Activity 10: That’s Me!

  • Skills: Building self-esteem/Understanding personal values
  • Suggested Time Consideration: 30 minutes
  • Rationale

    As children mature, their image becomes more important to them. They become more concerned with how they appear to others, and what they like in others. This is an exercise in helping students assess their own views about themselves.

  • Getting Started

    When you introduce this exercise, you may want to choose a well-known celebrity and ask students to come up with adjectives to describe that celebrity. Remind students that although all adjectives are descriptive, they don’t all carry judgments. For instance, a celebrity could be labeled “cool” or “handsome,” but could also be described as “blue-eyed,” “brown-haired,” or “left-handed.

    Launch Activity

    This activity contains 30 adjectives. Some are fairly neutral (short-haired, right-handed) and others are value-laden (athletic, stubborn). Share the digital activity link in the “Materials” section with your students. Ask them to select adjectives that best describe them and drag them into the “You!” category. You can also let them add other adjectives to the page.

    Then, students should select adjectives they think friends would use to describe them and drag them to the “How You Think Your Friends Would Describe You” category. They may also add adjectives to the category. Explain to the students that these may or may not already be on the list of 30, and they may or may not be adjectives that they have used to describe themselves. What you want them to do is come up with the 10 most important characteristics their friends would choose to describe them.

    Finally, in the “Write About It!” section, students should write a few sentences about a decision that made them feel good about themselves and why.
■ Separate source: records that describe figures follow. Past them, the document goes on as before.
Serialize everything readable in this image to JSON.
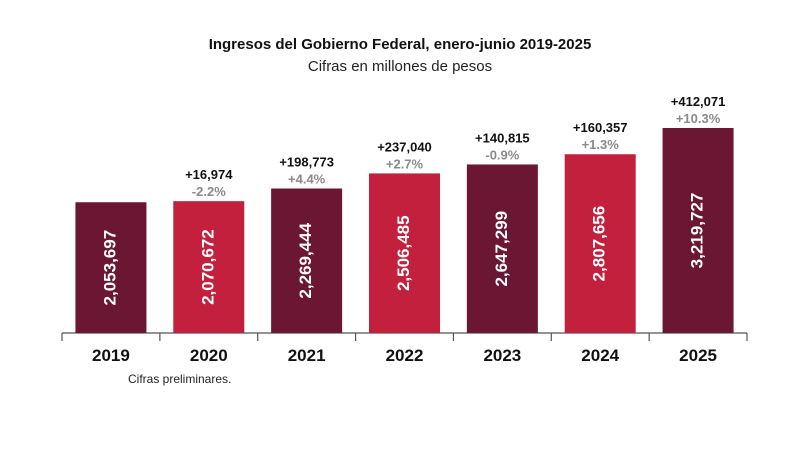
{
  "chart_data": {
    "type": "bar",
    "title": "Ingresos del Gobierno Federal, enero-junio 2019-2025",
    "subtitle": "Cifras en millones de pesos",
    "categories": [
      "2019",
      "2020",
      "2021",
      "2022",
      "2023",
      "2024",
      "2025"
    ],
    "values": [
      2053697,
      2070672,
      2269444,
      2506485,
      2647299,
      2807656,
      3219727
    ],
    "value_labels": [
      "2,053,697",
      "2,070,672",
      "2,269,444",
      "2,506,485",
      "2,647,299",
      "2,807,656",
      "3,219,727"
    ],
    "change_labels": [
      "",
      "+16,974",
      "+198,773",
      "+237,040",
      "+140,815",
      "+160,357",
      "+412,071"
    ],
    "pct_labels": [
      "",
      "-2.2%",
      "+4.4%",
      "+2.7%",
      "-0.9%",
      "+1.3%",
      "+10.3%"
    ],
    "bar_colors": [
      "#6b1632",
      "#c3203e",
      "#6b1632",
      "#c3203e",
      "#6b1632",
      "#c3203e",
      "#6b1632"
    ],
    "xlabel": "",
    "ylabel": "",
    "ylim": [
      0,
      3219727
    ],
    "grid": false,
    "footnote": "Cifras preliminares."
  }
}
For example, maybe they chose to join a team, help a friend with homework, or study for a big test.

  • Talking About It

    Students may be sensitive to sharing the adjectives that they used to describe themselves. However, ask for volunteers to share some of the words on their list and highlight the positive words. Next, to conclude the lesson, have volunteers discuss the decisions that made them feel good about themselves. Encourage students to see how everyone is different and that we can be proud of different things.

  • Wrapping Up

    Ask students what types of decisions they think they’ll be making in the next few months that will make them proud. End by telling them that you will be proud to see them make the decision to be tobacco free.